The Quebec government's permanent committee to fight drug addiction is about to tell a room full of reporters just how many drugs - legal and otherwise - Montrealers have been taking orally, intravenously or through the delivery system of rolling paper and a book of matches since 1999.

But if everybody and their microphone is ready to learn about what's new about heroin or cocaine or ecstasy, or whether it's time to rethink the marijuana laws, what surfaces from the committee's 49- page report is as uncomfortably familiar as the kick from a vodka shooter.

"Definitely, it's alcohol," says Michel Germain, the committee's general director, referring to the 11,500 hospitalizations a year in Montreal attributable to drugs.

"Overall, we're talking about 8,000 for alcohol, 2,000 for illegal drugs and 1,500 for legal drugs."

The proportion is less dramatic when it comes to divvying up the approximately 550 deaths attributed annually to addiction - 253 to alcohol, 117 to illegal drugs and 178 to cocktails of legal and illegal drugs -but it seems that, glass for glass, fields of barley are killing more people than those of poppies.

And they're doing their best trade among males age 20-24 who, according to the study, seem more likely than the rest of us to binge drink and develop a dependence on alcohol.

Slightly more Montrealers (81.7 per cent) in 2003 told researchers they took a drink than in 2002 (80.2 per cent), while the number who said they drank at least twice a week (40.1 per cent) increased last year from 35.4 per cent in 2002. Binge drinking - five glasses or more at a sitting - also seemed to be on the increase here, to 44.3 per cent in 2003 from 38.9 per cent a year earlier.

The report's figures, culled from statistics compiled by local hospitals, Statistics Canada, provincial and Montreal police, and the Quebec coroner's office, hunts and pecks through the years between 1999 and 2003, making it difficult to braid any particular trends out of so many threads.

They apparently back up committee chairperson Rodrigue Pare's assertion that the province needs a single body monitoring the fallout from drug abuse.

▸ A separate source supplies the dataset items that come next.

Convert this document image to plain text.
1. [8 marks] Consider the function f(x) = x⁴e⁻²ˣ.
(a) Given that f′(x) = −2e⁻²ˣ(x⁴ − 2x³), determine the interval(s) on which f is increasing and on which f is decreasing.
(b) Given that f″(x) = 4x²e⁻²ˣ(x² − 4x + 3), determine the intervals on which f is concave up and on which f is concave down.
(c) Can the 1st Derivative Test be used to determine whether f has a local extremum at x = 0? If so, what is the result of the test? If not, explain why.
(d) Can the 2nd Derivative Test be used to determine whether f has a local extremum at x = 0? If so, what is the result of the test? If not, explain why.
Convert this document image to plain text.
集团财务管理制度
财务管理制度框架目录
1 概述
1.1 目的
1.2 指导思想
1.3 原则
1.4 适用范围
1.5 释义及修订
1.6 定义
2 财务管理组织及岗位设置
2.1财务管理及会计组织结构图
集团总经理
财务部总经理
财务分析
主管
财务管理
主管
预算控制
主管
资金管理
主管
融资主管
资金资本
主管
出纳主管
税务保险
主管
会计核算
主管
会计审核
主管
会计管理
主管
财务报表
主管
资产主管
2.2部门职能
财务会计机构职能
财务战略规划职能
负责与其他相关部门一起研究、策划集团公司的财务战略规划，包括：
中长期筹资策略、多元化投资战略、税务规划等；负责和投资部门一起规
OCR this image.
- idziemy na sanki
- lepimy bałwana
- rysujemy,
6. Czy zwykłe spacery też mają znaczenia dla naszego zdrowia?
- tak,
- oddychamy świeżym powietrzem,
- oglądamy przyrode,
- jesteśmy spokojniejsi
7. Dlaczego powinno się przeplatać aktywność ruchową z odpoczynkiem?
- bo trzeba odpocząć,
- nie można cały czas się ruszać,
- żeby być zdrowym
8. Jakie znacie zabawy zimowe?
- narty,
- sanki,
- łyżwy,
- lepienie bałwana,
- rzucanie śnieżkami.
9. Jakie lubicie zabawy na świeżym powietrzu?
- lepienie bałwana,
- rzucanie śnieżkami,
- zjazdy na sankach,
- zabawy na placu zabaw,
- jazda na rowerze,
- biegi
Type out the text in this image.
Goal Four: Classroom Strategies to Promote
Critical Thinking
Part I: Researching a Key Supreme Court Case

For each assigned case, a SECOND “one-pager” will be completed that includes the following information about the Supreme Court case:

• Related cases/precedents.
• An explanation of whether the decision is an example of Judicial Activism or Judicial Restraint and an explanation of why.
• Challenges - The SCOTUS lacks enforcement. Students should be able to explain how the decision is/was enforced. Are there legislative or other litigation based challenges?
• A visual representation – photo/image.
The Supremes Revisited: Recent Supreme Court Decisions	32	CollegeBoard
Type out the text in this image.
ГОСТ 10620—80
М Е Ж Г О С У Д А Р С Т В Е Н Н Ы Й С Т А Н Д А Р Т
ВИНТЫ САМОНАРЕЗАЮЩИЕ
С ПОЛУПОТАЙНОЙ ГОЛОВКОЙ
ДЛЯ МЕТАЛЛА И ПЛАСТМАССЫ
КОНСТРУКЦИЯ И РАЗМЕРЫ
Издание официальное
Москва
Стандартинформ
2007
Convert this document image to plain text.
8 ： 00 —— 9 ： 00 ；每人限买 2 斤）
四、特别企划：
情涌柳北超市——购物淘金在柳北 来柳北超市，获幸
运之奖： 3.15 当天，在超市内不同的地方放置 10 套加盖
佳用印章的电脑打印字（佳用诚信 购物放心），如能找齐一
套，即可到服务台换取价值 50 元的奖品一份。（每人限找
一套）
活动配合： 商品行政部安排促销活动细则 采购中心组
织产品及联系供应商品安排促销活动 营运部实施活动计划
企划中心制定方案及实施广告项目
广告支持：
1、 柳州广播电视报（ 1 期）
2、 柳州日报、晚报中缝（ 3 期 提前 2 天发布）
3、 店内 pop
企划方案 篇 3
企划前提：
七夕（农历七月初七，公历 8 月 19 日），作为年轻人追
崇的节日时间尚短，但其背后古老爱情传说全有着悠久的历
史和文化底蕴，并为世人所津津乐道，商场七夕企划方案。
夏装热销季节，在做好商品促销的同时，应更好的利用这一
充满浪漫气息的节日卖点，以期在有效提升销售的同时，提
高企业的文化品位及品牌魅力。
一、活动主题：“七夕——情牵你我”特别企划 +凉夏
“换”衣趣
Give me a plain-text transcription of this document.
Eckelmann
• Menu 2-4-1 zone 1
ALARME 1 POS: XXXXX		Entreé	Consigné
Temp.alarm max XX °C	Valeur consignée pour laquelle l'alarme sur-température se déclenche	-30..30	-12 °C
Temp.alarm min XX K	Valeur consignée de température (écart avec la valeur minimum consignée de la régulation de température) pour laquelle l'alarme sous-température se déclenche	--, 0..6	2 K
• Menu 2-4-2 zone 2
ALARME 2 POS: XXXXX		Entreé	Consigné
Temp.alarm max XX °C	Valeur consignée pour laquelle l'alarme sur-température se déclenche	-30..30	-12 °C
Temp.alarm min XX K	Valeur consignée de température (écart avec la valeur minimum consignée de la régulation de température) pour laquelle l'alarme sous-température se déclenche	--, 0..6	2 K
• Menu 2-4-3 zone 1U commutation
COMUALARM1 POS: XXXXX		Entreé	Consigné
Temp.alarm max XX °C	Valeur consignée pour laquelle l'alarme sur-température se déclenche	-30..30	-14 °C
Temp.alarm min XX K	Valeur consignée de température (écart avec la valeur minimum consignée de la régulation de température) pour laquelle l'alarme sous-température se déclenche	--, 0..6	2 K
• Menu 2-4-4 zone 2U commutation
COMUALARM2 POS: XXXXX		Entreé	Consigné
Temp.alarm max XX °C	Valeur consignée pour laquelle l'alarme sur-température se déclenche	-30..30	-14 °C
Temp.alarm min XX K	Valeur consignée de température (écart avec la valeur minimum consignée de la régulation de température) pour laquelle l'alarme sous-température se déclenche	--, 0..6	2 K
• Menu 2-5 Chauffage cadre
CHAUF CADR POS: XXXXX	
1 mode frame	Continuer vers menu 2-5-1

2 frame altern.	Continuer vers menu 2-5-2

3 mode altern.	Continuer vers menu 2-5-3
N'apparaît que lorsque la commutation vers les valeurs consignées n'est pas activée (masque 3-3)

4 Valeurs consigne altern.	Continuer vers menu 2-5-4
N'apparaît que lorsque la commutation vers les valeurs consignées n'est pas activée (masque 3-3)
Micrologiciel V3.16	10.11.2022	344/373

But it's an impressive body count nonetheless - one that, had it been racked up by the Hells Angels, would have seen police gunships hovering over every corner of the city.

But in an age where the War on Drugs has become as quaintly dated as the suits Don Johnson wore on Miami Vice, how do you take on alcohol - a mind-altering drug that's been around since the Old Testament and that, in 21st-century Quebec, is being peddled almost exclusively by the provincial government?

"I think the attention the government will pay will be directly proportional to the attention (the media) pay to it," Pare says.

"When there's no pressure, it's difficult to get the government's attention."

Pare, whose day job is running an alcohol rehab centre for adults, says 60 per cent of his clientele are male.

"But go to a centre for adolescents, and it's 50-50. And in the years to come, it will be 50-50 in all treatment centres. If you look at the ads for beer right now, you'll find a lot of women."

The idea behind the report was to produce a portrait of who are consuming which drugs, Pare says, adding that alcohol's coming to the fore may be the stimulus Quebec needs to put more into prevention programs aimed at a new generation of potential alcoholics.

Which may be a good thing, if only because "Please Drink Responsibly" seems on its way to being drowned out in the din of happy hour.